To be sure, banks’ balance sheets in the region are relatively robust. NPL ratios at lenders in China and other economies hit hard by the outbreak, including Hong Kong, Japan, South Korea and Singapore, are some of the healthiest in the region.
China’s NPL ratio was 1.8 per cent at the end of the first quarter 2019, the latest set of data available, while Hong Kong’s NPL ratio was 0.6 per cent and Singapore’s was 1.3 per cent, according to the International Monetary Fund.
By comparison, the NPL ratio in India, the third-largest economy in the region behind China and Japan, was 8.9 per cent at the end of last year’s first quarter and 0.9 per cent in the United States.
A JPMorgan analyst said investors should remain constructive on the financial sector as bank stock valuations remain attractive, balance sheets are robust and the industry is likely to benefit from improving economic conditions in the second half of the year.
“Our base case view is the virus outbreak will not derail the economic activity for more than a few months,” JPMorgan analyst Mslav Matejka, said in a research note on Monday.
For the moment, many banks are forecasting the coronavirus outbreak to be a temporary drag on the region’s economy, with several citing their experience during the severe acute respiratory syndrome (Sars) outbreak in 2003 as a potential template.
DBS said the outbreak is likely to affect it for one quarter as it did during Sars. “Even if it was double that, it would imply an incremental credit cost of $250 million to $300 million. The general allowances that we have built up over the past year have been robust,” Piyush Gupta, the DBS chief executive said, on a conference call on February 13.
Still, the epidemic comes at a challenging time for Asia’s banks. Margins are already being pressured by easing monetary policy by central banks in the region and a slowdown in global growth following the US-China trade. Several markets, including Hong Kong and Singapore, also are expected to see the debut of new virtual banks that could further cut into profits this year.

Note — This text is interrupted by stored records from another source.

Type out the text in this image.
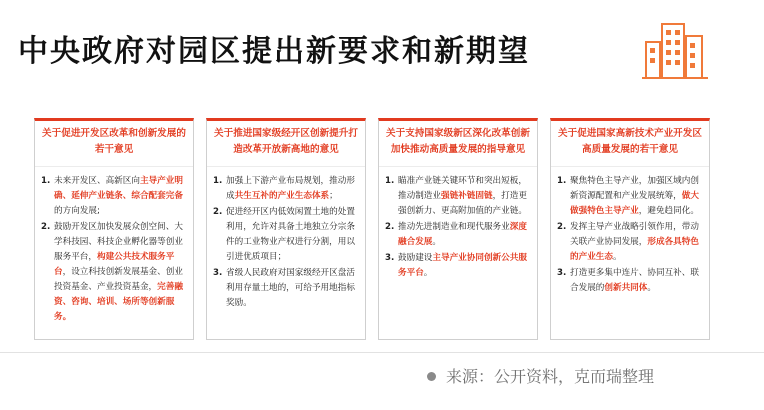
中央政府对园区提出新要求和新期望
关于促进开发区改革和创新发展的若干意见
1. 未来开发区、高新区向主导产业明确、延伸产业链条、综合配套完备的方向发展;
2. 鼓励开发区加快发展众创空间、大学科技园、科技企业孵化器等创业服务平台，构建公共技术服务平台，设立科技创新发展基金、创业投资基金、产业投资基金，完善融资、咨询、培训、场所等创新服务。
关于推进国家级经开区创新提升打造改革开放新高地的意见
1. 加强上下游产业布局规划，推动形成共生互补的产业生态体系；
2. 促进经开区内低效闲置土地的处置利用，允许对具备土地独立分宗条件的工业物业产权进行分割，用以引进优质项目；
3. 省级人民政府对国家级经开区盘活利用存量土地的，可给予用地指标奖励。
关于支持国家级新区深化改革创新加快推动高质量发展的指导意见
1. 瞄准产业链关键环节和突出短板，推动制造业强链补链固链，打造更强创新力、更高附加值的产业链。
2. 推动先进制造业和现代服务业深度融合发展。
3. 鼓励建设主导产业协同创新公共服务平台。
关于促进国家高新技术产业开发区高质量发展的若干意见
1. 聚焦特色主导产业，加强区域内创新资源配置和产业发展统筹，做大做强特色主导产业，避免趋同化。
2. 发挥主导产业战略引领作用，带动关联产业协同发展，形成各具特色的产业生态。
3. 打造更多集中连片、协同互补、联合发展的创新共同体。
来源：公开资料，克而瑞整理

“That downward pressure will continue to bite,” Andrew Gilder, EY’s Asia-Pacific banking and capital markets leader, said. “I don’t see markets in this region going to negative rates, so there’s only so low [policymakers] can go. But, the market demands a lower rate on the cost side. If the deposit rates are floored at zero in the region, the borrowing rate for the bank’s customers isn’t and can continue to go down a bit. That squeezes the margin.”